Monitor Sport en corona II
de gevolgen van de coronamaatregelen voor de sportsector
Het omzetverlies in de breedtesportsector (sportverenigingen, sportondernemers, gemeenten en sportbonden) komt in 2020 uit op 1,5 miljard euro. Na kostenbesparingen (350 miljoen euro) en compensatie uit diverse steunmaatregelen (450 miljoen euro) resteert een directe schade voor de breedtesportsector van ruim 700 miljoen euro. Deze schade wordt opgevangen door het aanspreken van reserves. Dit leidt tot aantasting van het investerings- en weerstandsvermogen van sportorganisaties en bedreigt het voortbestaan van deze organisaties.
Deze schattingen zijn opgenomen in de tweede monitor Sport en corona. De monitor geeft een beeld van de gevolgen van de coronamaatregelen voor het sport- en beweeggedrag en de organisatie en de financiering van de sport in Nederland.
Andere bevindingen uit de tweede monitor Sport en corona zijn:
- De sport- en beweegdeelname is gedurende de zomer van 2020 weer toegenomen, maar is nog steeds erg kwetsbaar en staat opnieuw onder druk door de coronamaatregelen afgekondigd in oktober en begin november. Er zijn grote verschillen in sport- en beweegdeelname naar opleidingsniveau, die door de coronamaatregelen worden versterkt.
- Zowel het omzetverlies als de directe schade in de breedtesport zitten vooral bij de sportondernemers (fitnesscentra, dansscholen, maneges, golfbanen e.d.). Vier op de vijf ondernemers in de sector Cultuur, sport en recreatie hadden een negatief bedrijfsresultaat in de eerste helft van 2020. De sportondernemers leiden gezamenlijk een omzetverlies van 1,2 miljard euro in 2020.

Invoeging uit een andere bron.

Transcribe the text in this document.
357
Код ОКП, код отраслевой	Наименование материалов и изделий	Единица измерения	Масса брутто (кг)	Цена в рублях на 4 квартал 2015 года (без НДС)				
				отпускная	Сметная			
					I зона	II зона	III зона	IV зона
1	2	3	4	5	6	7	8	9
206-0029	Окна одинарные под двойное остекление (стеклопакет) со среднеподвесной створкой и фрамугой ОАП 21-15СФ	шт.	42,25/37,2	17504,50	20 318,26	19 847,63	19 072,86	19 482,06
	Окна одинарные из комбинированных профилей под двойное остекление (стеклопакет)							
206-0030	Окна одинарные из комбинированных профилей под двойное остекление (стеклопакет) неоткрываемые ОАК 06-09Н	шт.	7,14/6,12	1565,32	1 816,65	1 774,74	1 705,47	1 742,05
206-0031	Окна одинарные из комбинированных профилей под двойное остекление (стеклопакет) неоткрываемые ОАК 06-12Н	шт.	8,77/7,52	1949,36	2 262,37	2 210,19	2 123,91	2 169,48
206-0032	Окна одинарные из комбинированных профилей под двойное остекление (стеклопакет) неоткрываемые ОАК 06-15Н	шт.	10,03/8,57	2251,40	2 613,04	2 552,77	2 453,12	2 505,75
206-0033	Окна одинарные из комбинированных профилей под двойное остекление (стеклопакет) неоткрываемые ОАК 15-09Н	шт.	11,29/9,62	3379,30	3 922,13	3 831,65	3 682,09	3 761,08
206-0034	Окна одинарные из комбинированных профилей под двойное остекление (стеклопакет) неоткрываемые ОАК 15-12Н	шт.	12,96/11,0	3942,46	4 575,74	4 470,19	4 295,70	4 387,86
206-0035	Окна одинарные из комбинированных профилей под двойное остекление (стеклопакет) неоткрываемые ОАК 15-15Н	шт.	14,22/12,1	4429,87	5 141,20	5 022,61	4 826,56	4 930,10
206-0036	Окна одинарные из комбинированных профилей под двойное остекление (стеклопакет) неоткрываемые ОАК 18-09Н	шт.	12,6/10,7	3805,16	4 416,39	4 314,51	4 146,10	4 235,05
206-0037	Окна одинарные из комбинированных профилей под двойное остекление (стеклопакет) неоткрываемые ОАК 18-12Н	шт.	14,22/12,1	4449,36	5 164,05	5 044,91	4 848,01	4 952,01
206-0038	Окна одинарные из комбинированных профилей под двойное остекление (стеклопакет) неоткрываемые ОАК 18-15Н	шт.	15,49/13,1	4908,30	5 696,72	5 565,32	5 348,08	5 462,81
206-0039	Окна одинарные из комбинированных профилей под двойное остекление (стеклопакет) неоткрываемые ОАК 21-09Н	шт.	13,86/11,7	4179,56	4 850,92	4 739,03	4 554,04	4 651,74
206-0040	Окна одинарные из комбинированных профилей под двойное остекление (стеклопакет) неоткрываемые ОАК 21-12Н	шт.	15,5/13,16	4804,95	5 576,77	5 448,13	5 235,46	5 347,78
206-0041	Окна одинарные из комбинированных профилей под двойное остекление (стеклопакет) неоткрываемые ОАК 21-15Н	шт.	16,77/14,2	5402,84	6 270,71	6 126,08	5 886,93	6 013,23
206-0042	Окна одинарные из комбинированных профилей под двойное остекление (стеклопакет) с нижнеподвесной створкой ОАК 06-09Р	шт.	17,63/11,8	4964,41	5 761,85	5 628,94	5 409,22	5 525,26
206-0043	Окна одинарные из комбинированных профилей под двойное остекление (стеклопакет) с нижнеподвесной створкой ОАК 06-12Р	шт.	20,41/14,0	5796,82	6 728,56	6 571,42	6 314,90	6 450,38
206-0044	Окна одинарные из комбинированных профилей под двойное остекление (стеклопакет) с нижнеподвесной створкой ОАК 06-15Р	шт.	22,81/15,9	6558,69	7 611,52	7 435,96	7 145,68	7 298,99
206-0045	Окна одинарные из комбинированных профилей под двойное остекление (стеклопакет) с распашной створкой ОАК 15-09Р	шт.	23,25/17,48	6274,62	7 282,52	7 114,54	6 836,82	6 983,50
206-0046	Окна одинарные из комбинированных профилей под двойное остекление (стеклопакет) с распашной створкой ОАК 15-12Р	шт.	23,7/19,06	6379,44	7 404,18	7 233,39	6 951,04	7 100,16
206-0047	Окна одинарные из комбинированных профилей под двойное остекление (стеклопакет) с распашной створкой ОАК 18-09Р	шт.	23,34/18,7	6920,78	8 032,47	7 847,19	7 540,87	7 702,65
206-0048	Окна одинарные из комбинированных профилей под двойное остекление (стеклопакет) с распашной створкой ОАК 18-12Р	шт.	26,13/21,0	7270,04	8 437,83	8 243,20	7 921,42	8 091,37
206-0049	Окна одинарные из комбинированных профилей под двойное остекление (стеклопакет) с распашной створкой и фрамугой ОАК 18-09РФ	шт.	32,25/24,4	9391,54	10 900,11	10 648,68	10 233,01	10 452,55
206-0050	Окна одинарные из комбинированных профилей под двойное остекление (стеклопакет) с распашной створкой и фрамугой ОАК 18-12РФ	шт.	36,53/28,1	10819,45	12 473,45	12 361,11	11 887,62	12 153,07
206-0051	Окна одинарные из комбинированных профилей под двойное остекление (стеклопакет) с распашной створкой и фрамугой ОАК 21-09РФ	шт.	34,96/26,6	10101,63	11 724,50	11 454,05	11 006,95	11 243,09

- Voor de topsport, het betaald voetbal en de evenementensector komt een ruwe schatting uit op een omzetverlies van 630 miljoen en 280 miljoen schade voor deze drie deelsectoren. Het beeld is dat slechts een beperkt deel van deze schade wordt gecompenseerd.
- Het omzetverlies in de gehele sportsector (breedtesport en topsport samen) komt uit op ruim 2,1 miljard euro en de schade voor de gehele sportsector op een miljard euro.
- Sportverenigingen hebben het zwaar, maar lijken tot nu toe relatief goed gecompenseerd te worden, omdat ze naast een beroep op generieke maatregelen, gecompenseerd worden met enkele sportspecifieke maatregelen. De overheid houdt zo een basisinfrastructuur van sportvoorzieningen en sportaanbod in stand.
- Verenigingen en sportbonden maken zich zorgen over de beschikbaarheid en belastbaarheid van vrijwilligers en terugloop van het ledenaantal, omdat nieuwe aanwas stagneert en de kwetsbare groepen hun lidmaatschap niet meer verlengen.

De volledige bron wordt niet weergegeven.